Promoter trapping in tobacco and Arabidopsis.

A promoter trapping system based on the promoter trap vector pDeltaGUSBin19 was studied for the identification and isolation of developmentally regulated plant genes. pDeltaGUSBin19 contained a promoterless gusA gene and a nos promoter-driven nptII gene. The previously unknown regions of pDeltaGUSBin19 were sequenced. A method of high frequency transformation of Arabidopsis thaliana by Agrobacterium-tumefaciens was developed. The T-DNA of pDeltaGUSBin19 was introduced into tobacco and Arabidopsis to generate a large number of transformed lines. The levels and patterns of gusA gene activation in diverse organs and cell types of transgenic plants were analysed. Line atvt1 exhibited GUS fusion activity in the tapetum and vascular tissues. It contained a single copy of the T-DNA and the gusA gene fusion was transcribed as a fusion transcript. Wild-type genomic and cDNA clones corresponding to the tagged gene were isolated using a molecular probe generated by IPCR of genomic sequence flanking the T-DNA. The native mRNA was approximately 4.4 kb. The foil length cDNA of this gene was cloned, sequenced and analysed. It encoded a putative nucleic acid helicase, designated HVT1 (Helicase in Vascular tissue and Tapetum).

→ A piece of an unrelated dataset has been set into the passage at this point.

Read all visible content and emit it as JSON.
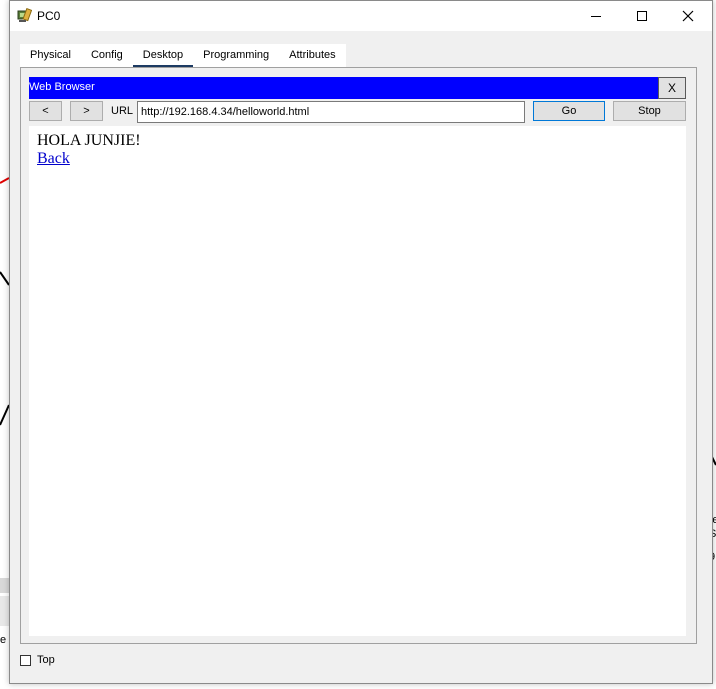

Of a predicted 1291 amino acid residues, HVT1 is homologous to the Drosophila MALELESS, human RNA helicase A and bovine nuclear DNA helicase proteins, and represents the first identified member of a new subgroup within the mle group of the DEAH protein family. Low stringency genomic Southern blot analysis indicates there exists another structurally related gene in Arabidopsis. The value of promoter trapping as a complement to other approaches of gene isolation and possible function of the HVT1 protein is discussed.